The next two days were spent getting on and off buses to go to various receptions, eating way too much, taking photographs, eating way too much, being photographed, and eating way too much.
Our first night, when we were to attend a Chinese banquet hosted by the bride's father, I committed a fashion faux pas. My cheeks still burn with the memory. I'd taken three outfits to wear in Jakarta: a black Animale dress with black sequinned jacket for the wedding reception, a green casual dress for the Sunday lunch, and another frock from the Ezibuy catalogue for the Saturday night function. This last outfit was my undoing. When sorting out clothes to take, I'd abandoned the black crepe halterneck I had made in Bali last trip. Too busty, I said to myself. I chose the Ezibuy frock instead, on the grounds that it was far more conservative and demure. Yeah, right! I'd only tried it on the once. I didn't much like it at the time, and should have sent it back for a refund. But I didn't. The second time I put it on was in Jakarta. I looked at myself in the mirror and screamed. The dress had a deep V front and back. All I could focus on were the miles of fleshy cleavage I now displayed. There was nothing I could do to retain my modesty - safety pins would look decidedly naff. All I could do was grin and bare it, so to speak. I hurried off to join the guests and tried to act nonchalantly. But oh lordy, every time I looked down, I could see for myself just how enormous those puppies were! No amount of cajoling would get them to lie down and play dead. Instead, they stood guard and growled at everyone who passed. Fortunately, the conservative Chinese guests were way too polite to comment. Still, I spent the evening holding my clutch purse to my cleavage, or sitting at the dinner table with a glass of strategically-placed red.

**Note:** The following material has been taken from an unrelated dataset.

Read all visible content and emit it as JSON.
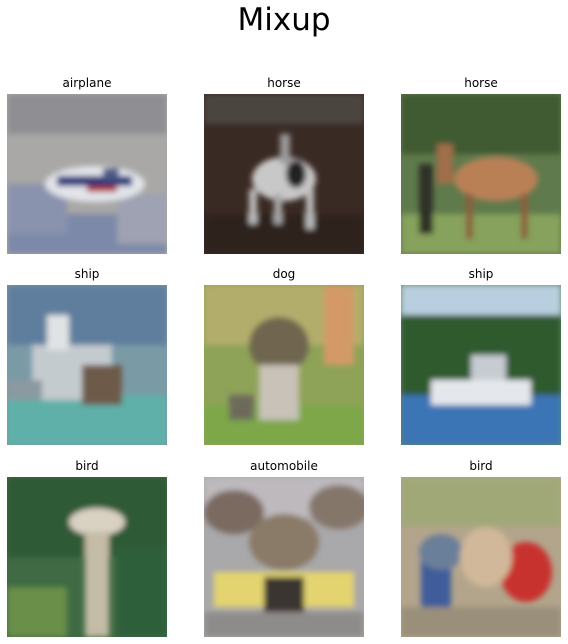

All too soon, our trip was over. It took us about 36 hours to get home. Four hours waiting in Jakarta (we spent 40,000 rp to sit in a lounge, where I had an excruciating reflexology massage that left my feet so greasy that they slipped out of my shoes every time I took a step). At Denpasar we met the man from Serba Antik, who delivered my curtains and refunded the $300 cash I'd left him to cover airmail postage, if needed. We then checked in at Jetstar, where I was made to fork out exactly $300 to cover the excess baggage. There I found that our flight, due to leave at 10pm, was now scheduled for around 2am. (I arrived home to find a message from Jetstar on my mobile. Too bad that EH didn't think it important enough to pass the message on to me; Dad and I could have had a relaxed dinner in Tuban, and then returned to the airport in plenty of time to catch our flight.)
Finding a lounge to wait in was now a priority. The Premier Lounge (our first choice) was full. The Dewi lounge, which was cheaper than Prada, closed at 1am. I decided that the extra cost was worth it, and we opted for Prada, which stays open until the last flight leaves. I'm so glad we did, because the flight eventually left at around 4am. We helped ourselves to free food (not particularly good food, mind), countless drinks, and lively conversation with exhausted fellow travellers.
And so we returned to Australia, in good spirits and health, with some spectacular curtains and a big box of optical samples. Since then, I've packed up one house and moved to another. As I write, I'm sitting in my new home, admiring the drapes and thinking about my trip.
Now that the new business is finally about to launch, I have no idea when I'll return to Bali. But I will return; Bali is like a virus, once it enters the bloodstream, it's there to stay.
Cheers, everybody. Seasons greetings, and have a great holiday!